Feel like reading 39 pages on Ukraine? Here's your chance.

(EP) - In the context of the study undertaken by the Ecumenical Patriarchate for the granting of the ecclesiastical status of autocephaly to Ukraine, various opinions have been formulated—even by representatives of official institutions—expressing misgiving about the canonical prerogative of the Church of Constantinople to proceed with such an act. The principal argument proposed in this regard is that Ukraine “constitutes the canonical territory of the Patriarchate of Moscow” and that, consequently, such an act on the part of the Ecumenical Patriarchate would comprise an “intervention” into a foreign ecclesiastical jurisdiction.

Therefore, it has been deemed necessary for the Ecumenical Patriarchate to remind everyone of the historical and canonical truth with regard to the relationship of the Church of Constantinople to the Church of Ukraine as derived from the surviving formal documents, which unfortunately are either disregarded or else deliberately obscured for apparent reasons.

View the Entire Document in PDF format in English here (PDF).

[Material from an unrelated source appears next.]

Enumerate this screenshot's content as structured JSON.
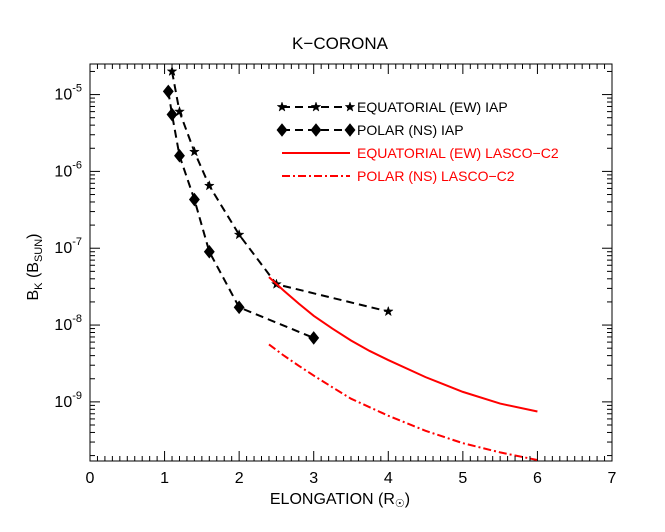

Antioch joins call for pan-Orthodox synaxis over Ukraine

(Antiochian.org) - Statement of the Holy Synod of Antioch

Concerning the Current Developments in the Orthodox World

The Holy Synod of Antioch met in the Our Lady of Balamand Patriarchal Monastery, Lebanon, (October 3-6, 2018) and made the following statement:

The fathers examined the general orthodox situation. They stressed that the Church of Antioch expresses Her deep worries about the attempts to change the boundaries of the Orthodox Churches through a new reading of history. She considers that resorting to an unilateral reading of history does not serve Orthodox unity. It rather contributes to the fueling of the dissentions and quarrels within the one church. Thus, the Church of Antioch refuses the principle of establishing parallel jurisdictions within the canonical boundaries of the Patriarchates and the autocephalous churches, as a way to solve conflicts, or as a de facto situation in the Orthodox World.

The fathers of the Church of Antioch underline that any approach for granting the autocephaly of a certain church has to be in accordance with the Orthodox ecclesiology and the principles agreed upon by the Churches in a conciliar way in the past years. These principles for granting autocephaly are about the necessity to obtain the agreement of the Mother Church and the acknowledgement of all the Orthodox Autocephalous Churches. The Church of Antioch affirms the necessity to resort to the principle of unanimity concerning the common orthodox work and the stand on controversial issues in the Orthodox world, and this unanimity is a true safeguard for Orthodox Unity.

The Church of Antioch warns from the dangers of implicating the Orthodox world in the international political conflicts and the resulting harms which come from approaching the Orthodox Church’s issues on the basis of politics, ethnicity, and nationalism.

The Church of Antioch calls upon His All-Holiness the Ecumenical Patriarch to call for an urgent Synaxis for the primates of the Orthodox Autocephalous Churches, in order to discuss the current developments that the Orthodox world is facing about the issue of granting autocephaly to new churches, and the efforts made to find common solutions before taking any final decisions about this issue.

​The Church of Antioch highlights the necessity of spiritual vigilance in this critical period of history, and the importance of preserving the peace and unity of the Church, and to be watchful on not falling into the trap of political entanglement which history has proved to cause the Orthodox Church a weakening of Her united witness in the world.